機動魔神ゲッタリオンのパイロット。思春期真っただ中で、今度は隠していたエロ本を勝手に漁られたことで、世界を壊滅させる未来を作り出してしまう。


【爪猿/フリーダムグリーン】

日本最古の退魔師。元ネタに関して知識がないだけで、決してタイのアレではない。


【マギブラン/フリーダムピンク】(94/53/85)

フリーダムレンジャー紅一点で変身ヒロインの白い方。

ちょっとヤンデレ気味だが、レッドへの愛は誰にも負けない。


【タロウ/大怪獣シバラ】

滝家で飼っていた柴犬。迷子になり憔悴しきっていたところをアイコに保護され、プロフェッサー・ハートに治療してもらう。アイコの追放後は、最終兵器に改造されたとされるが、実際はプロフェッサー・ハートが「どうせ、こんな組織、そろそろ潰れるだろうから、適当にやっておこ」と一時的に巨大化しただけで、中身はあんまり変わってなかった。
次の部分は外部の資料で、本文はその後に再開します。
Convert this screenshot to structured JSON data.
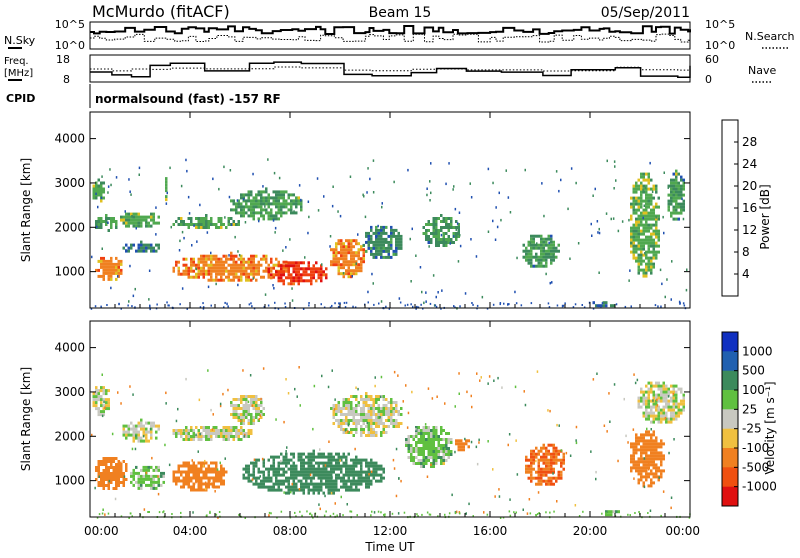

だが、闇の力による副作用で、予防接種の時、ひたすら嫌がるようになってしまった。


【秘密結社・ジョーカー】

大首領が亡きあと、プロフェッサー・ハートにより(株)ジョーカーに生まれ変わる。

負の感情を電気エネルギーへ変換する事業を立ち上げ、電力会社と協力して、日本の経済を立て直す。

プロフェッサー・ハートはトップとかめんどくさがっていたので、そのまま研究主任として一線で活躍。社長にはドン・ダイアモンド、副社長にはキャプテン・クローバーと実はコアが無事だったジェネラル・スペードが就任した。